June Research Round-up
June 27, 2016
Each month, Action for M.E. Volunteer Pharmacist Emily Beardall explains some of the recently published research studies on M.E.
Please note this is not an exhaustive list – we have selected to highlight the studies that we think are most likely to resonate with the daily lives of those affected by the condition. We will also report separately on further studies of significance, as and when they are published.
You can search online directory PubMed for most studies about M.E. published in peer-reviewed journals.
The following studies were published online between 22 May 2016 and 21 June 2016. In each case, we have used the same name for the illness as the researchers publishing the paper.
M.E. should now be a "solvable" problem
An editorial in the journal Fatigue: Biomedicine, Health and Behavior summarised the research into the biological mechanisms of M.E. and set out recommendations for the next steps in M.E. research. The editorial was written by an eminent researcher with a group of patients and carers, including Simon McGrath, who has M.E. and writes about research online and for publications including Action for M.E.’s InterAction magazine.
Three major categories of ongoing abnormalities which could be contributing to prolonging M.E./CFS were identified:
- the brain receiving chemical messengers from the immune system known as cytokines, or from energy metabolism
- a problem with house-keeping’ in the brain, such as an increase in activation of microglia, which are part of the brain’s immune defence
- abnormal messages from nerves concerned with body sensation.
The authors recommend seven ways of working towards effective treatments, which are:
- improving research infrastructure and collaboration of researchers, with a focus on using a common set of diagnostic criteria
- using new brain scan techniques
- further exploration of the immune system problems already found, such as abnormal natural killer cells, cytokines, autoimmunity, and responses to viruses
- examining nervous and hormone system regulation
- furthering research into post-exertional changes in physiology
- repeating key research findings to confirm them
- making data available for other researchers to use for tasks such as defining subgroups of M.E./CFS.
The authors conclude that the puzzle of M.E.CFS now appears to be “solvable” and they call on the wider biomedical research community to focus on the condition.
Potential biomarker for fatigue
A study published in the journal Biological Psychology looked at whether cell damage, called oxidative stress, which occurs during activity is worse in people with CFS than in healthy people. Anti-oxidants, which can be found in some fruits and vegetables are thought to prevent or delay some of this cell damage. The researchers found that levels of substances which are a result of oxidative stress were higher in the blood samples from CFS patients after exercise and at rest than in the healthy controls, whereas the levels of anti-oxidants was lower. The conclusion drawn was that these differences in blood results might be able to be used to confirm a diagnosis of CFS.

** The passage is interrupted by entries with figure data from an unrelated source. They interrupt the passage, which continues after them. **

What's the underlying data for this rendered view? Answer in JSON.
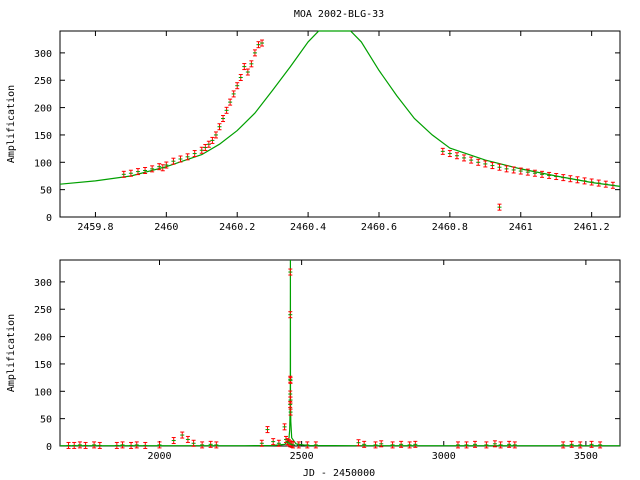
{
  "title": "MOA 2002-BLG-33",
  "colors": {
    "data": "#ff0000",
    "model": "#00a000",
    "frame": "#000000",
    "background": "#ffffff"
  },
  "chart_data": [
    {
      "type": "scatter",
      "ylabel": "Amplification",
      "xlim": [
        2459.7,
        2461.28
      ],
      "ylim": [
        0,
        340
      ],
      "xticks": [
        2459.8,
        2460,
        2460.2,
        2460.4,
        2460.6,
        2460.8,
        2461,
        2461.2
      ],
      "xtick_labels": [
        "2459.8",
        "2460",
        "2460.2",
        "2460.4",
        "2460.6",
        "2460.8",
        "2461",
        "2461.2"
      ],
      "yticks": [
        0,
        50,
        100,
        150,
        200,
        250,
        300
      ],
      "ytick_labels": [
        "0",
        "50",
        "100",
        "150",
        "200",
        "250",
        "300"
      ],
      "grid": false,
      "series": [
        {
          "role": "observed",
          "style": "errorbar-points",
          "x": [
            2459.88,
            2459.9,
            2459.92,
            2459.94,
            2459.96,
            2459.98,
            2460.0,
            2460.02,
            2460.04,
            2460.06,
            2460.08,
            2460.1,
            2460.11,
            2460.12,
            2460.13,
            2460.14,
            2460.15,
            2460.16,
            2460.17,
            2460.18,
            2460.19,
            2460.2,
            2460.21,
            2460.22,
            2460.23,
            2460.24,
            2460.25,
            2460.26,
            2460.27,
            2460.78,
            2460.8,
            2460.82,
            2460.84,
            2460.86,
            2460.88,
            2460.9,
            2460.92,
            2460.94,
            2460.96,
            2460.98,
            2461.0,
            2461.02,
            2461.04,
            2461.06,
            2461.08,
            2461.1,
            2461.12,
            2461.14,
            2461.16,
            2461.18,
            2461.2,
            2461.22,
            2461.24,
            2461.26
          ],
          "y": [
            78,
            80,
            83,
            85,
            88,
            92,
            95,
            102,
            106,
            110,
            116,
            122,
            127,
            133,
            140,
            150,
            165,
            180,
            195,
            210,
            225,
            240,
            255,
            275,
            265,
            280,
            300,
            315,
            318,
            120,
            116,
            112,
            108,
            104,
            100,
            97,
            94,
            91,
            88,
            86,
            84,
            82,
            80,
            78,
            76,
            74,
            72,
            70,
            68,
            66,
            64,
            62,
            60,
            58
          ]
        },
        {
          "role": "outlier",
          "style": "errorbar-points",
          "x": [
            2460.94,
            2459.99
          ],
          "y": [
            18,
            90
          ]
        },
        {
          "role": "model",
          "style": "line",
          "x": [
            2459.7,
            2459.8,
            2459.9,
            2460.0,
            2460.1,
            2460.15,
            2460.2,
            2460.25,
            2460.3,
            2460.35,
            2460.4,
            2460.43,
            2460.52,
            2460.55,
            2460.6,
            2460.65,
            2460.7,
            2460.75,
            2460.8,
            2460.9,
            2461.0,
            2461.1,
            2461.2,
            2461.28
          ],
          "y": [
            60,
            66,
            75,
            92,
            114,
            133,
            158,
            190,
            232,
            275,
            320,
            345,
            345,
            320,
            268,
            222,
            180,
            150,
            126,
            104,
            88,
            75,
            63,
            56
          ]
        }
      ]
    },
    {
      "type": "scatter",
      "ylabel": "Amplification",
      "xlabel": "JD - 2450000",
      "xlim": [
        1650,
        3620
      ],
      "ylim": [
        0,
        340
      ],
      "xticks": [
        2000,
        2500,
        3000,
        3500
      ],
      "xtick_labels": [
        "2000",
        "2500",
        "3000",
        "3500"
      ],
      "yticks": [
        0,
        50,
        100,
        150,
        200,
        250,
        300
      ],
      "ytick_labels": [
        "0",
        "50",
        "100",
        "150",
        "200",
        "250",
        "300"
      ],
      "grid": false,
      "series": [
        {
          "role": "observed",
          "style": "errorbar-points",
          "x": [
            1680,
            1700,
            1720,
            1740,
            1770,
            1790,
            1850,
            1870,
            1900,
            1920,
            1950,
            2000,
            2050,
            2080,
            2100,
            2120,
            2150,
            2180,
            2200,
            2360,
            2380,
            2400,
            2420,
            2440,
            2445,
            2450,
            2455,
            2460,
            2465,
            2470,
            2490,
            2520,
            2550,
            2700,
            2720,
            2760,
            2780,
            2820,
            2850,
            2880,
            2900,
            3050,
            3080,
            3110,
            3150,
            3180,
            3200,
            3230,
            3250,
            3420,
            3450,
            3480,
            3520,
            3550
          ],
          "y": [
            1,
            1,
            2,
            1,
            2,
            1,
            1,
            2,
            1,
            2,
            1,
            2,
            10,
            20,
            12,
            5,
            2,
            3,
            2,
            5,
            30,
            8,
            5,
            35,
            12,
            8,
            6,
            4,
            3,
            2,
            2,
            2,
            2,
            6,
            3,
            2,
            4,
            2,
            3,
            2,
            3,
            2,
            2,
            3,
            2,
            4,
            2,
            3,
            2,
            2,
            3,
            2,
            3,
            2
          ]
        },
        {
          "role": "peak",
          "style": "errorbar-points",
          "x": [
            2459.8,
            2460.0,
            2460.1,
            2460.2,
            2460.27,
            2460.8,
            2461.0,
            2461.2
          ],
          "y": [
            76,
            95,
            122,
            240,
            318,
            120,
            84,
            62
          ]
        },
        {
          "role": "model",
          "style": "line",
          "x": [
            1650,
            2300,
            2400,
            2440,
            2455,
            2458,
            2459,
            2460,
            2460.5,
            2461,
            2462,
            2465,
            2480,
            2520,
            2700,
            3620
          ],
          "y": [
            0.5,
            0.5,
            1,
            3,
            10,
            30,
            55,
            95,
            345,
            84,
            45,
            15,
            4,
            1,
            0.5,
            0.5
          ]
        }
      ]
    }
  ]
}
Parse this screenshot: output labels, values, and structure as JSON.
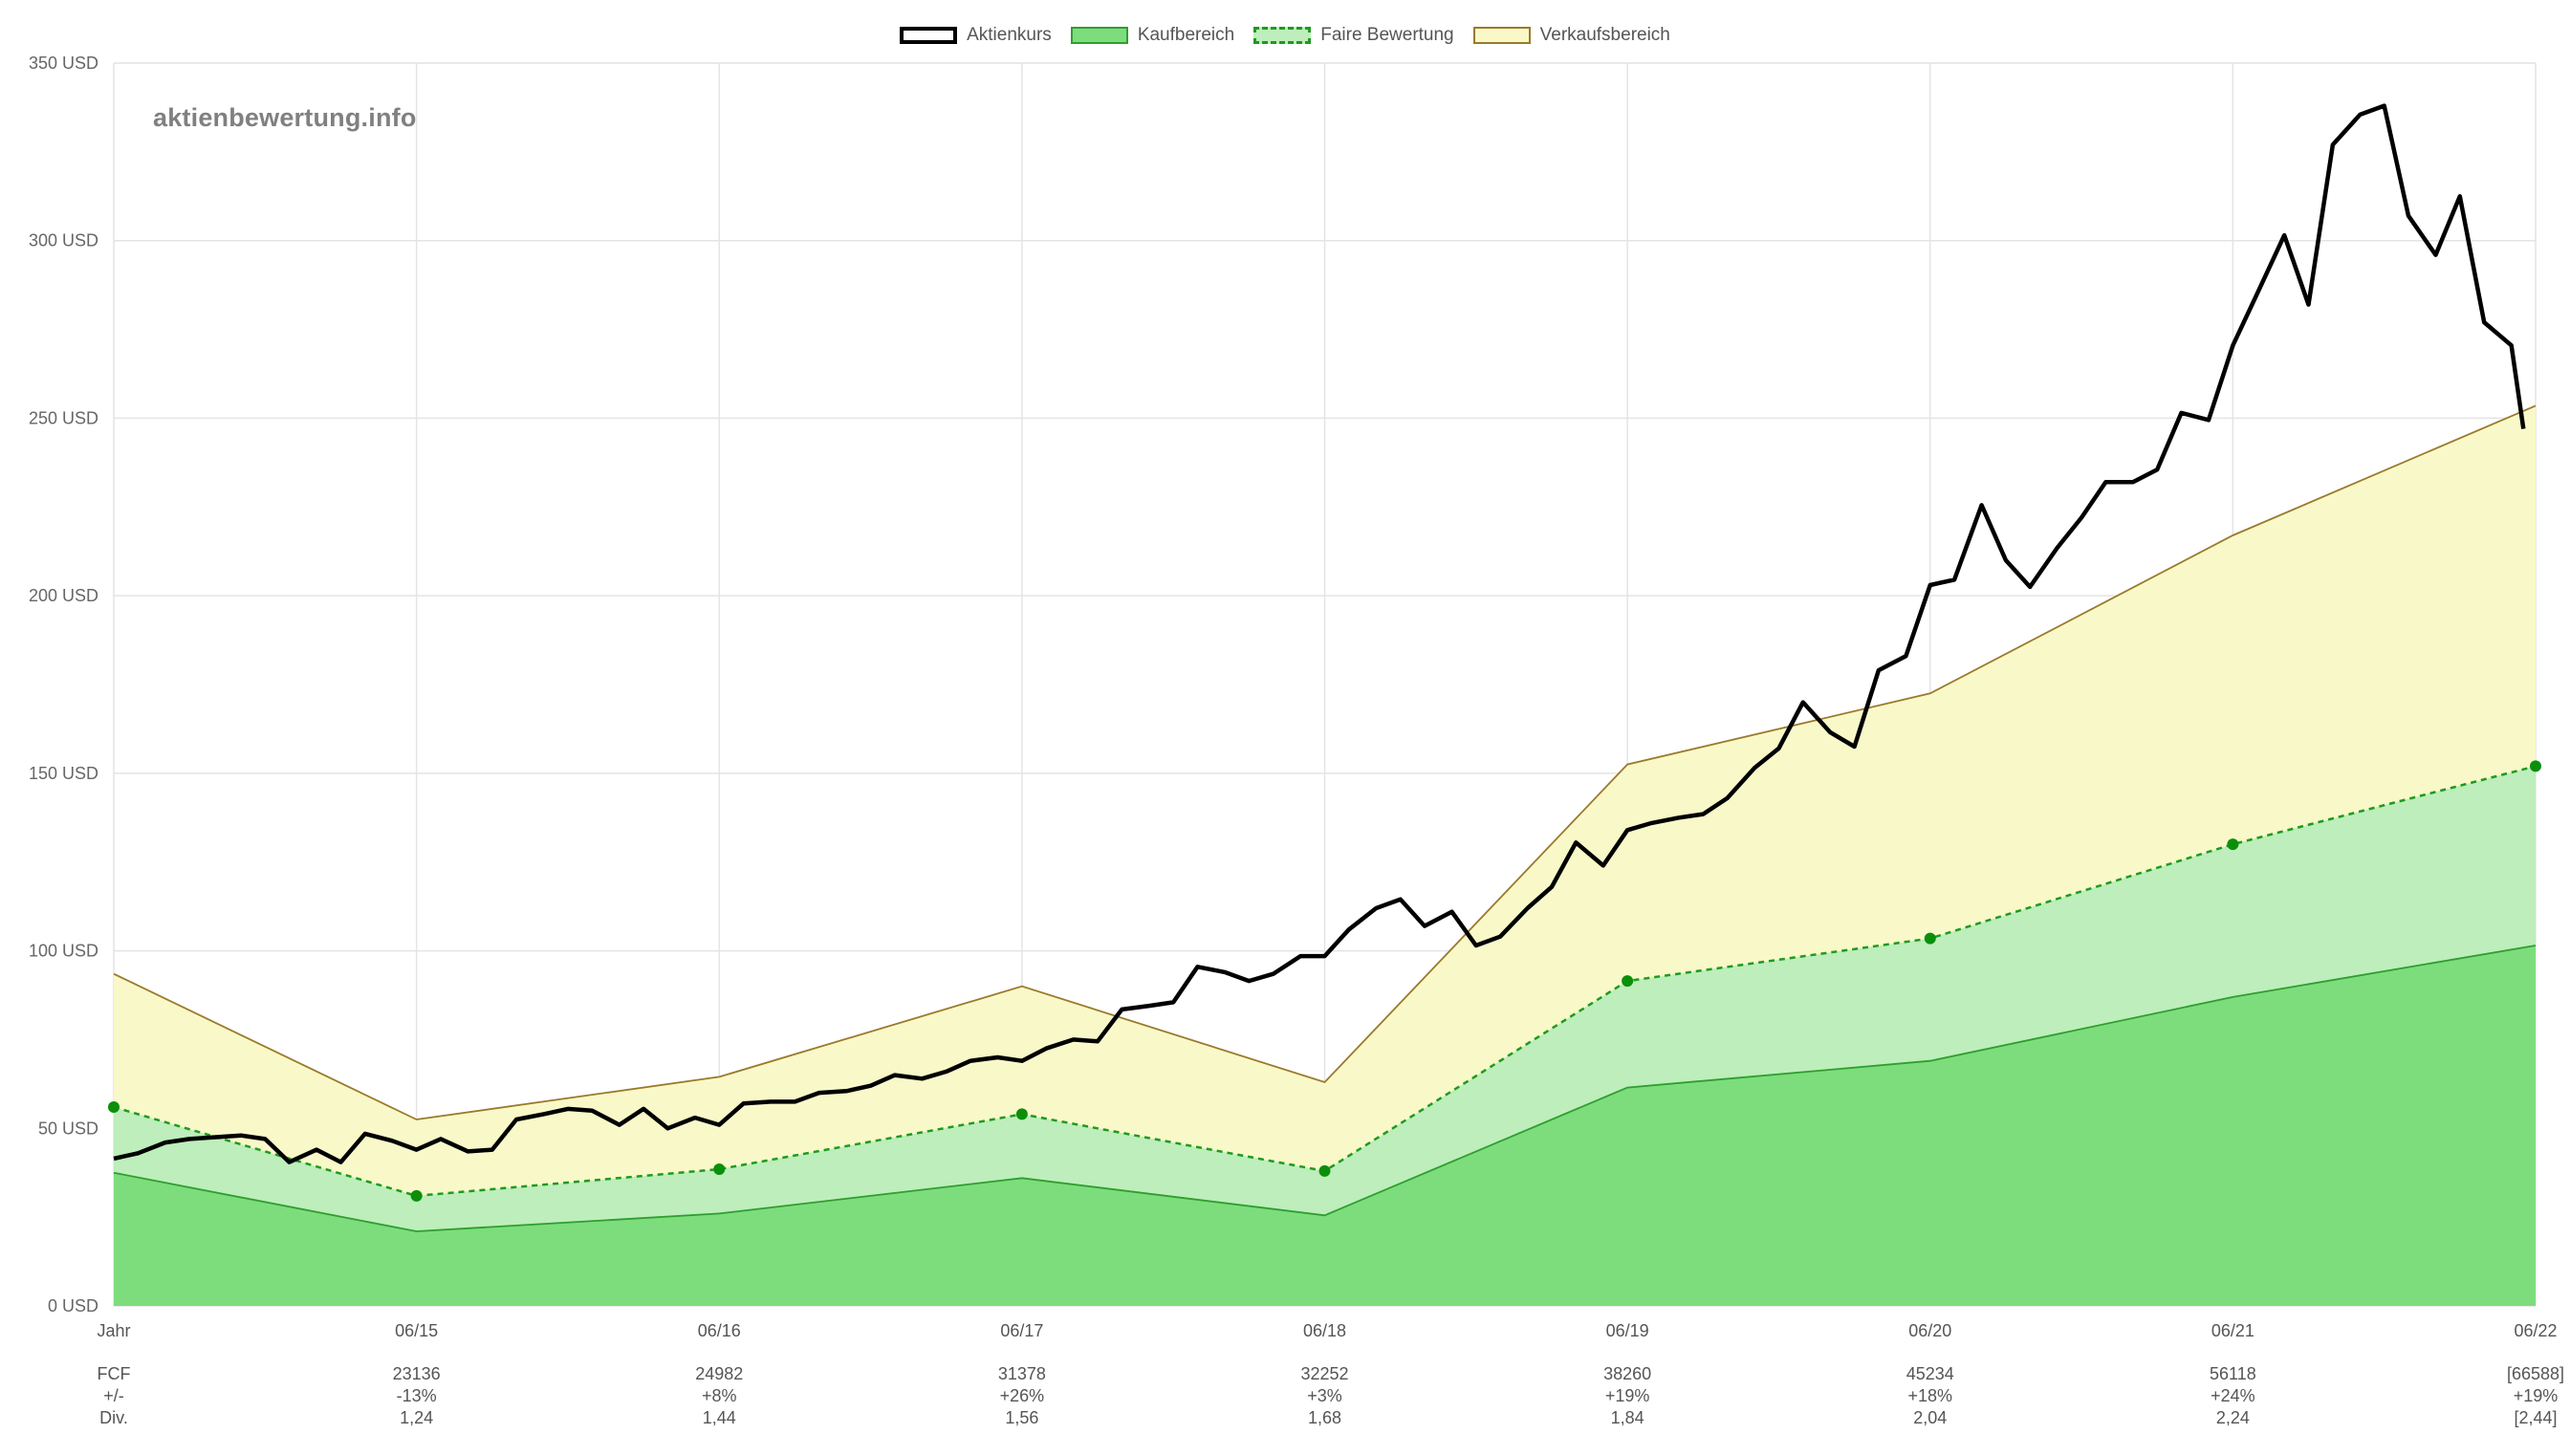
{
  "watermark": "aktienbewertung.info",
  "legend": [
    {
      "label": "Aktienkurs",
      "fill": "#ffffff",
      "stroke": "#000000",
      "dashed": false
    },
    {
      "label": "Kaufbereich",
      "fill": "#7ddd7d",
      "stroke": "#2e9e2e",
      "dashed": false
    },
    {
      "label": "Faire Bewertung",
      "fill": "#bdeebb",
      "stroke": "#1f9a1f",
      "dashed": true
    },
    {
      "label": "Verkaufsbereich",
      "fill": "#f9f8c9",
      "stroke": "#9a7a2a",
      "dashed": false
    }
  ],
  "chart_data": {
    "type": "area",
    "y_axis": {
      "min": 0,
      "max": 350,
      "step": 50,
      "unit": "USD",
      "tick_labels": [
        "0 USD",
        "50 USD",
        "100 USD",
        "150 USD",
        "200 USD",
        "250 USD",
        "300 USD",
        "350 USD"
      ]
    },
    "grid": true,
    "legend_position": "top-center",
    "x_labels": [
      "Jahr",
      "06/15",
      "06/16",
      "06/17",
      "06/18",
      "06/19",
      "06/20",
      "06/21",
      "06/22"
    ],
    "row_labels": [
      "FCF",
      "+/-",
      "Div."
    ],
    "table": [
      {
        "fcf": "23136",
        "change": "-13%",
        "div": "1,24"
      },
      {
        "fcf": "24982",
        "change": "+8%",
        "div": "1,44"
      },
      {
        "fcf": "31378",
        "change": "+26%",
        "div": "1,56"
      },
      {
        "fcf": "32252",
        "change": "+3%",
        "div": "1,68"
      },
      {
        "fcf": "38260",
        "change": "+19%",
        "div": "1,84"
      },
      {
        "fcf": "45234",
        "change": "+18%",
        "div": "2,04"
      },
      {
        "fcf": "56118",
        "change": "+24%",
        "div": "2,24"
      },
      {
        "fcf": "[66588]",
        "change": "+19%",
        "div": "[2,44]"
      }
    ],
    "series": [
      {
        "name": "Kaufbereich",
        "x": [
          0,
          1,
          2,
          3,
          4,
          5,
          6,
          7,
          8
        ],
        "values": [
          37.5,
          21,
          26,
          36,
          25.5,
          61.5,
          69,
          87,
          101.5
        ]
      },
      {
        "name": "Faire Bewertung",
        "x": [
          0,
          1,
          2,
          3,
          4,
          5,
          6,
          7,
          8
        ],
        "values": [
          56,
          31,
          38.5,
          54,
          38,
          91.5,
          103.5,
          130,
          152
        ]
      },
      {
        "name": "Verkaufsbereich",
        "x": [
          0,
          1,
          2,
          3,
          4,
          5,
          6,
          7,
          8
        ],
        "values": [
          93.5,
          52.5,
          64.5,
          90,
          63,
          152.5,
          172.5,
          217,
          253.5
        ]
      },
      {
        "name": "Aktienkurs",
        "x": [
          0,
          0.08,
          0.17,
          0.25,
          0.33,
          0.42,
          0.5,
          0.58,
          0.67,
          0.75,
          0.83,
          0.92,
          1,
          1.08,
          1.17,
          1.25,
          1.33,
          1.42,
          1.5,
          1.58,
          1.67,
          1.75,
          1.83,
          1.92,
          2,
          2.08,
          2.17,
          2.25,
          2.33,
          2.42,
          2.5,
          2.58,
          2.67,
          2.75,
          2.83,
          2.92,
          3,
          3.08,
          3.17,
          3.25,
          3.33,
          3.42,
          3.5,
          3.58,
          3.67,
          3.75,
          3.83,
          3.92,
          4,
          4.08,
          4.17,
          4.25,
          4.33,
          4.42,
          4.5,
          4.58,
          4.67,
          4.75,
          4.83,
          4.92,
          5,
          5.08,
          5.17,
          5.25,
          5.33,
          5.42,
          5.5,
          5.58,
          5.67,
          5.75,
          5.83,
          5.92,
          6,
          6.08,
          6.17,
          6.25,
          6.33,
          6.42,
          6.5,
          6.58,
          6.67,
          6.75,
          6.83,
          6.92,
          7,
          7.08,
          7.17,
          7.25,
          7.33,
          7.42,
          7.5,
          7.58,
          7.67,
          7.75,
          7.83,
          7.92,
          7.96
        ],
        "values": [
          41.5,
          43,
          46,
          47,
          47.5,
          48,
          47,
          40.5,
          44,
          40.5,
          48.5,
          46.5,
          44,
          47,
          43.5,
          44,
          52.5,
          54,
          55.5,
          55,
          51,
          55.5,
          50,
          53,
          51,
          57,
          57.5,
          57.5,
          60,
          60.5,
          62,
          65,
          64,
          66,
          69,
          70,
          69,
          72.5,
          75,
          74.5,
          83.5,
          84.5,
          85.5,
          95.5,
          94,
          91.5,
          93.5,
          98.5,
          98.5,
          106,
          112,
          114.5,
          107,
          111,
          101.5,
          104,
          112,
          118,
          130.5,
          124,
          134,
          136,
          137.5,
          138.5,
          143,
          151.5,
          157,
          170,
          161.5,
          157.5,
          179,
          183,
          203,
          204.5,
          225.5,
          210,
          202.5,
          213.5,
          222,
          232,
          232,
          235.5,
          251.5,
          249.5,
          270.5,
          285,
          301.5,
          282,
          327,
          335.5,
          338,
          307,
          296,
          312.5,
          277,
          270.5,
          247
        ]
      }
    ]
  }
}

A review of studies on medication for M.E.
A study published in the journal Clinical Therapeutics looked back through all research on M.E. related to a treatment of the whole illness, as well as management of individual symptoms. The authors found that there have been studies of 20 classes of medication but that no universal treatment could be recommended from their review due to a variety of diagnostic criteria being used. Ten of the medication classes were slightly or moderately effective for individual symptoms and some patients may find these helpful. Recommendations for future research are that a universal set of diagnostic criteria are established, that studies need to be much larger, and that more research is needed into the underlying physiology of M.E. in order to find more effective treatments.
Immune system cells and their calcium channels in CFS
TRPM3 channels are one of the many types of switches on the surface of cells throughout the human body. When calcium moves through these channels into a cell this switches on and off various chemical reactions to maintain the correct balance of chemicals within it. A study published in the journal Biological Research compared blood samples from people with CFS and healthy controls and found that there were significantly fewer TRPM3 channels on the surface of the immune system cells of the people with CFS, and as a consequence there was also less calcium inside the cells. The researchers suggest further examination of these cell processes to find out whether TRPM3 and decreased calcium in cells has a role in CFS.